# WTH happened to not letting PAX rate during a Surge?



## Libertyfare (Nov 25, 2015)

I tend to only drive during times that usually have a surge so my rating suffer greatly. If you don't do a whole lot of volume to adjust for just one 4 star rating your weekly rating suffered a major hit. I am extremely frustrated by this BS.


----------



## Michael Williams 27519 (Sep 2, 2015)

I have this problem also. I rarely see a 5 star on a surge fare that is more than $20.


----------



## Adieu (Feb 21, 2016)

Anybody figure out a solution?

On Lyft I just write in "complaints" that pax was drunk and somewhat obnoxious for every big PT% fare, and claim I dont see how they would be in any condition to rate objectively inmediately after and/or remember enough to rate anything next day


----------



## BWC38 (Jun 25, 2016)

The rating system is flawed plain and simple. A 4 star rating in most other fields is a good rating. A 4 star rating as an Uber driver just gets you one step closer to deactivation.

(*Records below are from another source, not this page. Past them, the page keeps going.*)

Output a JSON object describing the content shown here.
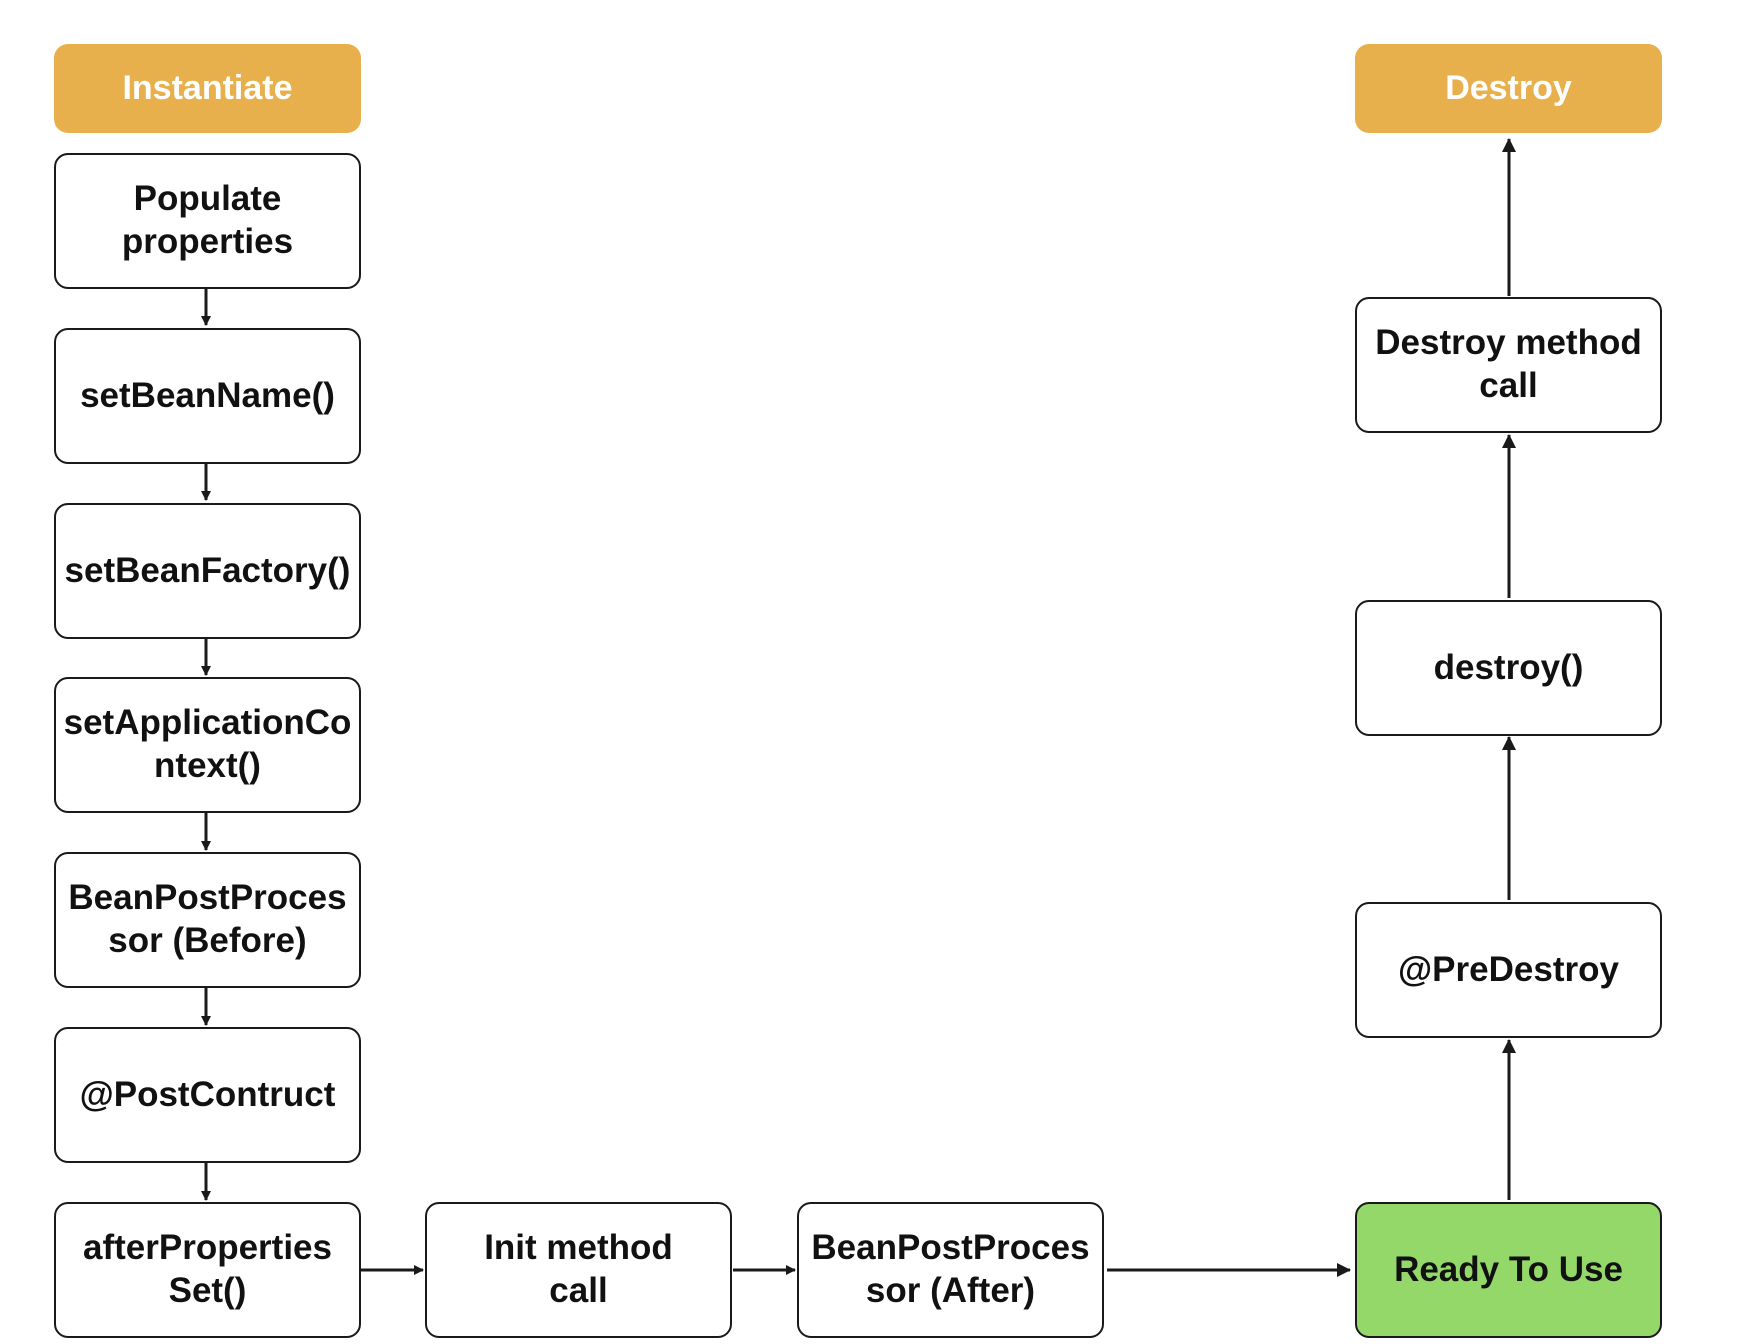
{
  "colors": {
    "pill": "#E8B04C",
    "ready": "#94D86A",
    "stroke": "#1a1a1a"
  },
  "nodes": {
    "instantiate": "Instantiate",
    "populate": "Populate\nproperties",
    "set_bean_name": "setBeanName()",
    "set_bean_factory": "setBeanFactory()",
    "set_app_context": "setApplicationCo\nntext()",
    "bpp_before": "BeanPostProces\nsor (Before)",
    "post_construct": "@PostContruct",
    "after_properties_set": "afterProperties\nSet()",
    "init_method": "Init method\ncall",
    "bpp_after": "BeanPostProces\nsor (After)",
    "ready": "Ready To Use",
    "pre_destroy": "@PreDestroy",
    "destroy_fn": "destroy()",
    "destroy_method": "Destroy method\ncall",
    "destroy": "Destroy"
  }
}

Uber should let riders know this before hand because most assume a 4 is a good rating since it's just below 5. Some idiot actually went out of their way to give me negative feedback because they stated I "talked too little". LMFAO. That shouldn't even be a valid complaint (I always say something like hello, how are you when riders enter car, and say have a good day/night when they exit. Don't have conversation outside of that unless pax speaks to me first as I am primarily focused on giving rider a safe trip)

They should also ask riders specific questions about their driver, and not allow a rating lower than 5 if the driver did good in each category.


----------